Coup de tonnerre à l’Assemblée nationale gabonaise. Les députés ont rejeté, vendredi 9 mai, un projet de loi porté par le gouvernement du président de transition Brice Clotaire Oligui Nguema, pourtant soutenu par une majorité parlementaire acquise à son camp politique.
Le texte, défendu par le ministre de l’Économie Thierry Minko, visait à réformer le cadre juridique des activités de crédit au sein des banques et des institutions de microfinance au Gabon. Présenté comme un outil destiné à moderniser et sécuriser le secteur financier, le projet n’a toutefois pas convaincu les parlementaires.
Sous la présidence de Régis Onanga Ndiaye, l’Assemblée nationale a opposé une fin de non-recevoir au gouvernement, demandant une révision approfondie du texte avant tout nouvel examen.

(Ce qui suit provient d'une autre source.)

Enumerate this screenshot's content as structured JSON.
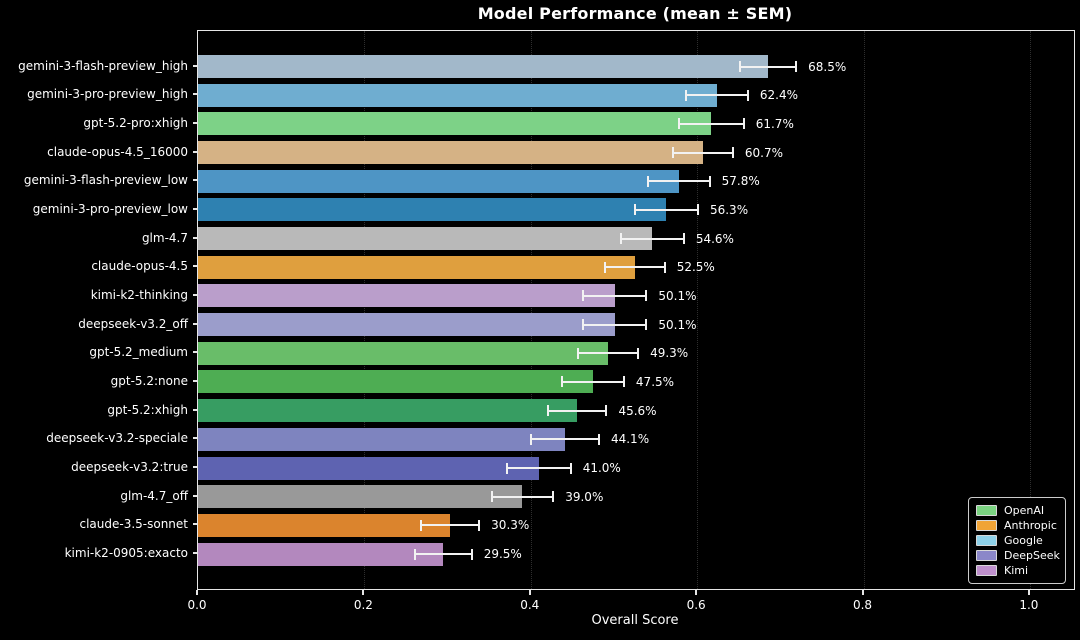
{
  "figure": {
    "background": "#000000",
    "text_color": "#ffffff",
    "spine_color": "#e6e6e6"
  },
  "chart_data": {
    "type": "bar",
    "orientation": "horizontal",
    "title": "Model Performance (mean ± SEM)",
    "xlabel": "Overall Score",
    "ylabel": "",
    "xlim": [
      0.0,
      1.053
    ],
    "x_ticks": [
      0.0,
      0.2,
      0.4,
      0.6,
      0.8,
      1.0
    ],
    "x_tick_labels": [
      "0.0",
      "0.2",
      "0.4",
      "0.6",
      "0.8",
      "1.0"
    ],
    "grid": "vertical dotted gridlines at x ticks",
    "error_bars": "horizontal SEM whiskers with end caps, white",
    "bars": [
      {
        "label": "gemini-3-flash-preview_high",
        "value": 0.685,
        "sem": 0.034,
        "value_label": "68.5%",
        "color": "#a2b8ca",
        "org": "Google"
      },
      {
        "label": "gemini-3-pro-preview_high",
        "value": 0.624,
        "sem": 0.037,
        "value_label": "62.4%",
        "color": "#6fadd0",
        "org": "Google"
      },
      {
        "label": "gpt-5.2-pro:xhigh",
        "value": 0.617,
        "sem": 0.039,
        "value_label": "61.7%",
        "color": "#7dd287",
        "org": "OpenAI"
      },
      {
        "label": "claude-opus-4.5_16000",
        "value": 0.607,
        "sem": 0.036,
        "value_label": "60.7%",
        "color": "#d5b285",
        "org": "Anthropic"
      },
      {
        "label": "gemini-3-flash-preview_low",
        "value": 0.578,
        "sem": 0.037,
        "value_label": "57.8%",
        "color": "#4e95c5",
        "org": "Google"
      },
      {
        "label": "gemini-3-pro-preview_low",
        "value": 0.563,
        "sem": 0.038,
        "value_label": "56.3%",
        "color": "#2e81b1",
        "org": "Google"
      },
      {
        "label": "glm-4.7",
        "value": 0.546,
        "sem": 0.038,
        "value_label": "54.6%",
        "color": "#b9b9b9",
        "org": "GLM"
      },
      {
        "label": "claude-opus-4.5",
        "value": 0.525,
        "sem": 0.036,
        "value_label": "52.5%",
        "color": "#df9f3e",
        "org": "Anthropic"
      },
      {
        "label": "kimi-k2-thinking",
        "value": 0.501,
        "sem": 0.038,
        "value_label": "50.1%",
        "color": "#ba9ecb",
        "org": "Kimi"
      },
      {
        "label": "deepseek-v3.2_off",
        "value": 0.501,
        "sem": 0.038,
        "value_label": "50.1%",
        "color": "#9b9dcb",
        "org": "DeepSeek"
      },
      {
        "label": "gpt-5.2_medium",
        "value": 0.493,
        "sem": 0.036,
        "value_label": "49.3%",
        "color": "#69bd69",
        "org": "OpenAI"
      },
      {
        "label": "gpt-5.2:none",
        "value": 0.475,
        "sem": 0.037,
        "value_label": "47.5%",
        "color": "#4ead53",
        "org": "OpenAI"
      },
      {
        "label": "gpt-5.2:xhigh",
        "value": 0.456,
        "sem": 0.035,
        "value_label": "45.6%",
        "color": "#379d62",
        "org": "OpenAI"
      },
      {
        "label": "deepseek-v3.2-speciale",
        "value": 0.441,
        "sem": 0.041,
        "value_label": "44.1%",
        "color": "#7e84bf",
        "org": "DeepSeek"
      },
      {
        "label": "deepseek-v3.2:true",
        "value": 0.41,
        "sem": 0.038,
        "value_label": "41.0%",
        "color": "#5e63b1",
        "org": "DeepSeek"
      },
      {
        "label": "glm-4.7_off",
        "value": 0.39,
        "sem": 0.037,
        "value_label": "39.0%",
        "color": "#999999",
        "org": "GLM"
      },
      {
        "label": "claude-3.5-sonnet",
        "value": 0.303,
        "sem": 0.035,
        "value_label": "30.3%",
        "color": "#db842d",
        "org": "Anthropic"
      },
      {
        "label": "kimi-k2-0905:exacto",
        "value": 0.295,
        "sem": 0.034,
        "value_label": "29.5%",
        "color": "#b388be",
        "org": "Kimi"
      }
    ],
    "legend": {
      "position": "lower right",
      "entries": [
        {
          "label": "OpenAI",
          "color": "#7bd381"
        },
        {
          "label": "Anthropic",
          "color": "#f0a437"
        },
        {
          "label": "Google",
          "color": "#8ed1e9"
        },
        {
          "label": "DeepSeek",
          "color": "#8b87c9"
        },
        {
          "label": "Kimi",
          "color": "#bf90cc"
        }
      ]
    }
  }
}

Les députés ont notamment reproché au projet son manque d’harmonisation avec les règles de la Communauté économique et monétaire de l’Afrique centrale et de la Commission bancaire de l’Afrique centrale, deux institutions de référence en matière de régulation financière dans la sous-région.
Selon le quotidien national L’Union, les élus ont recommandé au gouvernement de solliciter au préalable l’avis conforme des instances communautaires avant toute adoption. Ils ont également plaidé pour un élargissement de l’accès à la centrale des risques aux établissements de microfinance ainsi qu’un renforcement des tribunaux de commerce.

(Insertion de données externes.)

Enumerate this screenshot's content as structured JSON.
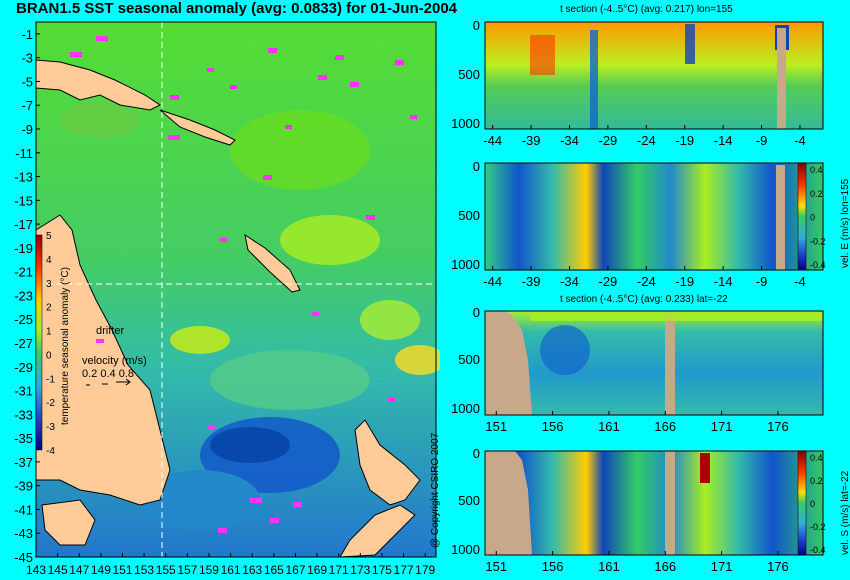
{
  "title": "BRAN1.5 SST seasonal anomaly (avg: 0.0833) for 01-Jun-2004",
  "copyright": "@ Copyright CSIRO 2007",
  "colors": {
    "background": "#00ffff",
    "land": "#ffcc99",
    "land_section": "#c8a88a",
    "drifter": "#ff33ff"
  },
  "map": {
    "lat_ticks": [
      "-1",
      "-3",
      "-5",
      "-7",
      "-9",
      "-11",
      "-13",
      "-15",
      "-17",
      "-19",
      "-21",
      "-23",
      "-25",
      "-27",
      "-29",
      "-31",
      "-33",
      "-35",
      "-37",
      "-39",
      "-41",
      "-43",
      "-45"
    ],
    "lon_ticks": [
      "143",
      "145",
      "147",
      "149",
      "151",
      "153",
      "155",
      "157",
      "159",
      "161",
      "163",
      "165",
      "167",
      "169",
      "171",
      "173",
      "175",
      "177",
      "179"
    ],
    "colorbar": {
      "label": "temperature seasonal anomaly (°C)",
      "ticks": [
        "5",
        "4",
        "3",
        "2",
        "1",
        "0",
        "-1",
        "-2",
        "-3",
        "-4"
      ]
    },
    "legend": {
      "drifter_label": "drifter",
      "velocity_label": "velocity (m/s)",
      "velocity_scale": "0.2 0.4 0.8"
    }
  },
  "sections": [
    {
      "title": "t section (-4..5°C) (avg: 0.217) lon=155",
      "y_ticks": [
        "0",
        "500",
        "1000"
      ],
      "x_ticks": [
        "-44",
        "-39",
        "-34",
        "-29",
        "-24",
        "-19",
        "-14",
        "-9",
        "-4"
      ],
      "colorbar": null
    },
    {
      "title": "",
      "y_ticks": [
        "0",
        "500",
        "1000"
      ],
      "x_ticks": [
        "-44",
        "-39",
        "-34",
        "-29",
        "-24",
        "-19",
        "-14",
        "-9",
        "-4"
      ],
      "colorbar": {
        "label": "vel. E (m/s) lon=155",
        "ticks": [
          "0.4",
          "0.2",
          "0",
          "-0.2",
          "-0.4"
        ]
      }
    },
    {
      "title": "t section (-4..5°C) (avg: 0.233) lat=-22",
      "y_ticks": [
        "0",
        "500",
        "1000"
      ],
      "x_ticks": [
        "151",
        "156",
        "161",
        "166",
        "171",
        "176"
      ],
      "colorbar": null
    },
    {
      "title": "",
      "y_ticks": [
        "0",
        "500",
        "1000"
      ],
      "x_ticks": [
        "151",
        "156",
        "161",
        "166",
        "171",
        "176"
      ],
      "colorbar": {
        "label": "vel. S (m/s) lat=-22",
        "ticks": [
          "0.4",
          "0.2",
          "0",
          "-0.2",
          "-0.4"
        ]
      }
    }
  ],
  "chart_data": [
    {
      "type": "heatmap",
      "title": "BRAN1.5 SST seasonal anomaly (avg: 0.0833) for 01-Jun-2004",
      "xlabel": "",
      "ylabel": "",
      "x_ticks": [
        143,
        145,
        147,
        149,
        151,
        153,
        155,
        157,
        159,
        161,
        163,
        165,
        167,
        169,
        171,
        173,
        175,
        177,
        179
      ],
      "y_ticks": [
        -1,
        -3,
        -5,
        -7,
        -9,
        -11,
        -13,
        -15,
        -17,
        -19,
        -21,
        -23,
        -25,
        -27,
        -29,
        -31,
        -33,
        -35,
        -37,
        -39,
        -41,
        -43,
        -45
      ],
      "xlim": [
        143,
        180
      ],
      "ylim": [
        -45,
        0
      ],
      "colorbar_range": [
        -4,
        5
      ],
      "colorbar_label": "temperature seasonal anomaly (°C)"
    },
    {
      "type": "heatmap",
      "title": "t section (-4..5°C) (avg: 0.217) lon=155",
      "x_ticks": [
        -44,
        -39,
        -34,
        -29,
        -24,
        -19,
        -14,
        -9,
        -4
      ],
      "y_ticks": [
        0,
        500,
        1000
      ],
      "xlim": [
        -45,
        -1
      ],
      "ylim": [
        0,
        1050
      ],
      "colorbar_range": [
        -4,
        5
      ]
    },
    {
      "type": "heatmap",
      "title": "",
      "x_ticks": [
        -44,
        -39,
        -34,
        -29,
        -24,
        -19,
        -14,
        -9,
        -4
      ],
      "y_ticks": [
        0,
        500,
        1000
      ],
      "xlim": [
        -45,
        -1
      ],
      "ylim": [
        0,
        1050
      ],
      "colorbar_range": [
        -0.4,
        0.4
      ],
      "colorbar_label": "vel. E (m/s) lon=155"
    },
    {
      "type": "heatmap",
      "title": "t section (-4..5°C) (avg: 0.233) lat=-22",
      "x_ticks": [
        151,
        156,
        161,
        166,
        171,
        176
      ],
      "y_ticks": [
        0,
        500,
        1000
      ],
      "xlim": [
        150,
        180
      ],
      "ylim": [
        0,
        1050
      ],
      "colorbar_range": [
        -4,
        5
      ]
    },
    {
      "type": "heatmap",
      "title": "",
      "x_ticks": [
        151,
        156,
        161,
        166,
        171,
        176
      ],
      "y_ticks": [
        0,
        500,
        1000
      ],
      "xlim": [
        150,
        180
      ],
      "ylim": [
        0,
        1050
      ],
      "colorbar_range": [
        -0.4,
        0.4
      ],
      "colorbar_label": "vel. S (m/s) lat=-22"
    }
  ]
}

Au-delà de l’aspect technique, ce rejet est perçu comme un signal politique fort envoyé par la 14e législature, dominée par l’Union démocratique des bâtisseurs (UDB), le parti fondé par le président Oligui Nguema. Une telle opposition publique à un texte gouvernemental demeure rare dans l’histoire politique récente du Gabon.
Sous l’ancien régime, les projets de loi déposés par l’exécutif étaient généralement adoptés sans véritable contestation par les députés de la majorité. Cette décision marque donc une rupture symbolique avec les pratiques parlementaires du passé et pourrait traduire une volonté croissante d’affirmation du pouvoir législatif.
Ce revers intervient quelques semaines après un autre épisode révélateur des nouvelles dynamiques politiques au sein du pays. En avril dernier, le maire de Libreville, Pierre Matthieu Obame Etoughe, avait démissionné après avoir été mis en minorité lors du vote du budget municipal, pourtant par des élus issus du même courant politique.
Ces événements successifs témoignent d’une évolution notable des rapports de force au sein des institutions gabonaises, dans un contexte de transition politique où les équilibres traditionnels semblent progressivement remis en question.